O retorno do ministro Gilmar Mendes à sua posição de 2009 ajuda a devolver o entendimento correto à matéria, ao menos enquanto não se alterar a redação da Constituição. No meu entender, é cabível emenda constitucional para que recursos ao STJ e STF adquiram natureza de ações impugnativas autônomas, que não impediriam o trânsito em julgado de decisão condenatória de segundo grau. Os núcleos essenciais dos direitos fundamentais em questão não seriam atingidos por tal alteração.

Aos céticos quanto à mudança pela via legislativa, vale lembrar que todas as leis que hoje emparedam políticos são recentes, e foram aprovadas por esta mesma geração parlamentar cujo coração palpita quando a campainha toca às seis da manhã: Lei das Organizações Criminosas (2013), Lei Anticorrupcão (2013), reforma da Lei da Lavagem de Dinheiro (2012), Lei de Acesso à Informação (2011) e Lei da Ficha Limpa (2010), entre outras. Se a pressão popular que balançou o STF for dirigida a deputados e senadores, talvez o assunto ande devidamente no Congresso.

O STF falhou à sua missão em 2016, quando submeteu a Constituição a uma portaria, documento que pôs de pé a força-tarefa de Curitiba. Sacolejou ao sabor dos ventos, gerou elevada insegurança, negou direitos constitucionais a milhares de condenados e aumentou a exposição do Tribunal à polarização hoje existente.

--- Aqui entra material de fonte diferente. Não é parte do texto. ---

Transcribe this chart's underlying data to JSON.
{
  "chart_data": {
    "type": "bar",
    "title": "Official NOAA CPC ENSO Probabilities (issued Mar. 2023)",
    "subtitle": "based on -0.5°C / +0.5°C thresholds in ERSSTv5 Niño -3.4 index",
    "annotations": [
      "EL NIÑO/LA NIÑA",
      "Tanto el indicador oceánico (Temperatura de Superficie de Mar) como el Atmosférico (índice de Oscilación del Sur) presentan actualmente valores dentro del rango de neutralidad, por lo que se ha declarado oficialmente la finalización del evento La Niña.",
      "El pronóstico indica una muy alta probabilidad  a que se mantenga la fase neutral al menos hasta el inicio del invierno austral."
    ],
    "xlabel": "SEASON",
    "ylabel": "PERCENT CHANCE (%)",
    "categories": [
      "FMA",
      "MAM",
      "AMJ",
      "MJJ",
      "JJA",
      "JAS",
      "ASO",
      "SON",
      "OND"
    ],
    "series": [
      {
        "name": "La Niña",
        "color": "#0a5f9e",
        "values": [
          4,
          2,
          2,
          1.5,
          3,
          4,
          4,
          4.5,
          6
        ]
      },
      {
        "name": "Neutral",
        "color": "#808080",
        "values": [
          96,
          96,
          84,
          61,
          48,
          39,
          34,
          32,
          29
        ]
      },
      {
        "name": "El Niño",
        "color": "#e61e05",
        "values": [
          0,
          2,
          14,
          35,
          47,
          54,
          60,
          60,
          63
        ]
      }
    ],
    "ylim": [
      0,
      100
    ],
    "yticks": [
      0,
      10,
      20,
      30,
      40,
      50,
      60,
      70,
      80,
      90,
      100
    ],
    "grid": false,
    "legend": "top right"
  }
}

Além do mérito, errou também no procedimento: sob pretexto de não fulanizar a discussão ao caso do ex-presidente Lula, adiou decisão de um caso que estava maduro para julgamento desde a presidência da ministra Cármen Lúcia, torcendo por um momento oportuno que nunca veio. Ao contrário, a indefinição prolongada, somada ao entendimento que oscilou como biruta de aeroporto, esgarçou a reputação do Tribunal. Deixou a impressão de que o STF receia em dar cabo à sua mais elementar função: fazer cumprir a Constituição e proteger direitos dos cidadãos em casos politicamente sensíveis.

Para quem olha o copo meio cheio, talvez o tribunal tenha aprendido a lição: nesse caso, perceberá que não pode tergiversar na defesa da Constituição, nem deve deixar de zelar pela coerência e integridade de sua jurisprudência para atender à pauta popular do dia. Para quem vê o copo meio vazio, foram preocupantes as piscadelas do ministro Antonio Dias Toffoli ao Legislativo, parecendo sugerir mudança no artigo 283 do Código de Processo Penal (que, tal qual está hoje, igualmente proíbe execução antecipada da pena), a despeito da inequívoca disciplina constitucional sobre o tema, de superior hierarquia. É necessário aguardar a publicação do voto para uma melhor avaliação. Mas até que sobrevenha eventual mudança por parte do Poder Legislativo, a questão está pacificada, e a posição que hoje temos é a que melhor respeita a letra e o espírito da Constituição.

 

Rafael Mafei Rabelo Queiroz é professor da Faculdade de Direito da USP.